Aye, those paper mill boys were a motley crew. They weren't bad people, just a little funny in the head. We used to speculate that it was caused by working the swing shift, and maybe that was part of it, but I think there were a couple other reasons as well. We used to joke that it was the best job on the river. The reason that was a joke was that it was pretty much the only job on the river. People worked there who wouldn't normally work in a factory because it paid  better than whatever it was they were really cut out to do. We had high school drop outs and college graduates working side by side, the only thing they had in common was that they all wanted to live in the Cheboygan area. There's nothing really special about Cheboygan, but people who grow up here tend to stay here if they can. Those who have to leave to find work usually come right back when a local opportunity opens up, or when they retire, whatever happens first. Then there was the fact that most of those guys grew up and went to school together. They married each other's sisters, or didn't, and some of them were still upset about that.

I don't think that the logging business around here was ever unionized, probably because there were a lot of small operators that kept going in and out of business. Many of the loggers were only loggers in the winter and farmers in the summer. There were a few big sawmill operations too, but they must have kept their employees relatively happy, for the times they lived in. It was different in the copper mines of the Upper Peninsula, they were all big operations and were a hotbed of union activity, the old fashioned kind of union activity, head busting and all. The copper mines played out decades ago, but those Yoopers continued to vote Democrat until just recently. I think that Obama was largely responsible for their conversion. Then there were the auto plants Down Below, they got organized a little later than the copper mines, and I think there was some head busting, but not as much. Last I heard, that region was still voting Democrat.

I read a book once about Hitler, and it told of the long standing animosity between Germany and Russia. It went back at least as far as the days of the Czar, and the advent of Communism didn't dampen it down one bit. Funny that Karl Marx was a German, but the first big country to embrace Communism was Russia. You'd think that would have brought them closer together, but it didn't. Hitler had fought in World War I, and he blamed Germany's loss of that war on the Commies and Jews back home, who he believed conspired together to sell Germany down the river.
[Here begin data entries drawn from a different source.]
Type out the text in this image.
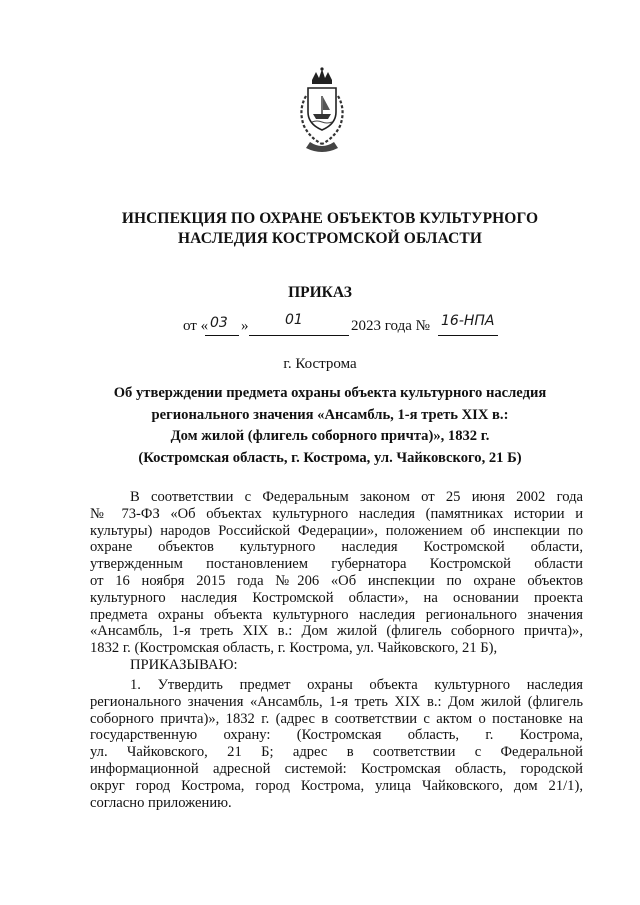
ИНСПЕКЦИЯ ПО ОХРАНЕ ОБЪЕКТОВ КУЛЬТУРНОГО
НАСЛЕДИЯ КОСТРОМСКОЙ ОБЛАСТИ
ПРИКАЗ
от « 03 »	01	2023 года № 16-НПА
г. Кострома
Об утверждении предмета охраны объекта культурного наследия
регионального значения «Ансамбль, 1-я треть XIX в.:
Дом жилой (флигель соборного причта)», 1832 г.
(Костромская область, г. Кострома, ул. Чайковского, 21 Б)
В соответствии с Федеральным законом от 25 июня 2002 года
№ 73-ФЗ «Об объектах культурного наследия (памятниках истории и
культуры) народов Российской Федерации», положением об инспекции по
охране объектов культурного наследия Костромской области,
утвержденным постановлением губернатора Костромской области
от 16 ноября 2015 года №206 «Об инспекции по охране объектов
культурного наследия Костромской области», на основании проекта
предмета охраны объекта культурного наследия регионального значения
«Ансамбль, 1-я треть XIX в.: Дом жилой (флигель соборного причта)»,
1832 г. (Костромская область, г. Кострома, ул. Чайковского, 21 Б),
ПРИКАЗЫВАЮ:
1. Утвердить предмет охраны объекта культурного наследия
регионального значения «Ансамбль, 1-я треть XIX в.: Дом жилой (флигель
соборного причта)», 1832 г. (адрес в соответствии с актом о постановке на
государственную охрану: (Костромская область, г. Кострома,
ул. Чайковского, 21 Б; адрес в соответствии с Федеральной
информационной адресной системой: Костромская область, городской
округ город Кострома, город Кострома, улица Чайковского, дом 21/1),
согласно приложению.
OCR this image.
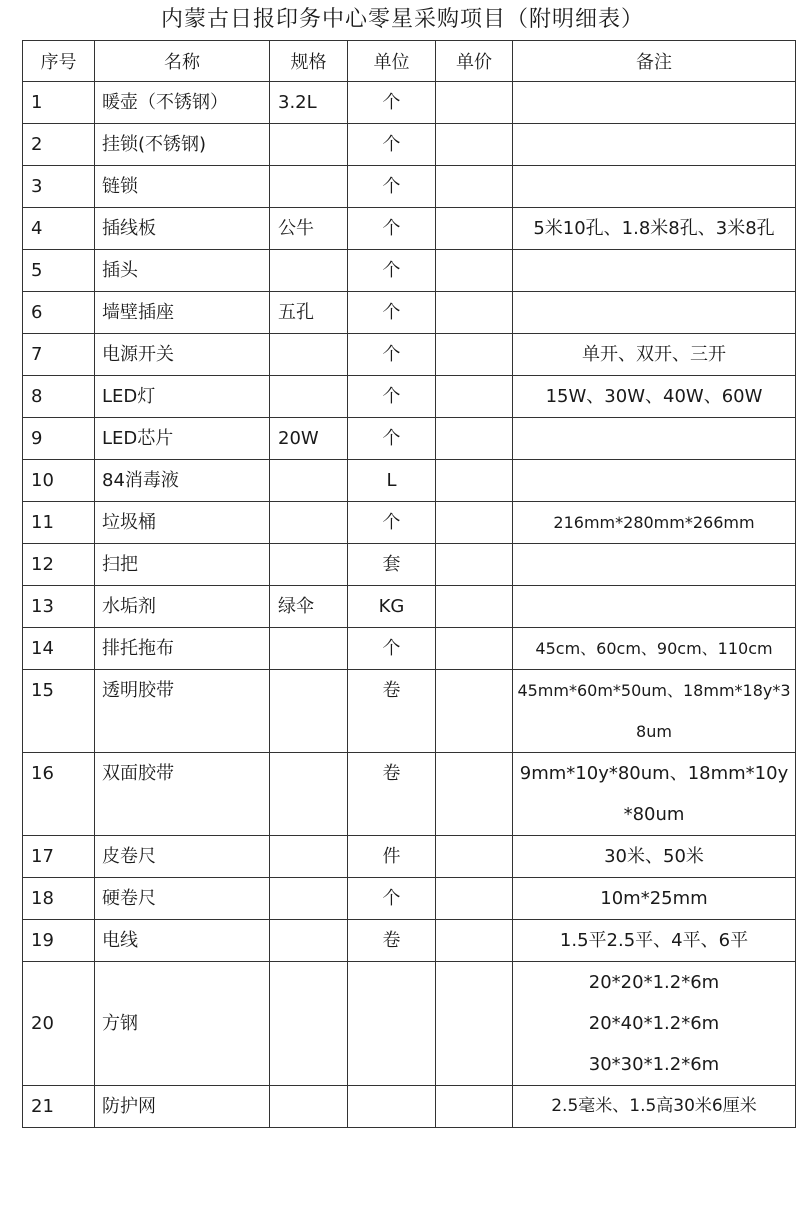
内蒙古日报印务中心零星采购项目（附明细表）
序号	名称	规格	单位	单价	备注
1	暖壶（不锈钢）	3.2L	个		
2	挂锁(不锈钢)		个		
3	链锁		个		
4	插线板	公牛	个		5米10孔、1.8米8孔、3米8孔
5	插头		个		
6	墙壁插座	五孔	个		
7	电源开关		个		单开、双开、三开
8	LED灯		个		15W、30W、40W、60W
9	LED芯片	20W	个		
10	84消毒液		L		
11	垃圾桶		个		216mm*280mm*266mm
12	扫把		套		
13	水垢剂	绿伞	KG		
14	排托拖布		个		45cm、60cm、90cm、110cm
15	透明胶带		卷		45mm*60m*50um、18mm*18y*38um
16	双面胶带		卷		9mm*10y*80um、18mm*10y*80um
17	皮卷尺		件		30米、50米
18	硬卷尺		个		10m*25mm
19	电线		卷		1.5平2.5平、4平、6平
20	方钢				20*20*1.2*6m
20*40*1.2*6m
30*30*1.2*6m

21	防护网				2.5毫米、1.5高30米6厘米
He vowed that he would make them pay for that some day, and he did his best to fulfill that vow when he came into power. Hitler wasn't the only German who felt that way about the Jews and the Commies, but he was the one who ended up leading the charge against them. One thing you can say about Hitler was that he sure knew how to work up a crowd.

I don't know what to tell you about those mass movements, I'm not really a mass movement kind of guy you know. Come to think of it, some of them never really die out, they just kind simmer down. Last I heard, there were still some Anarchists around, at least on the internet.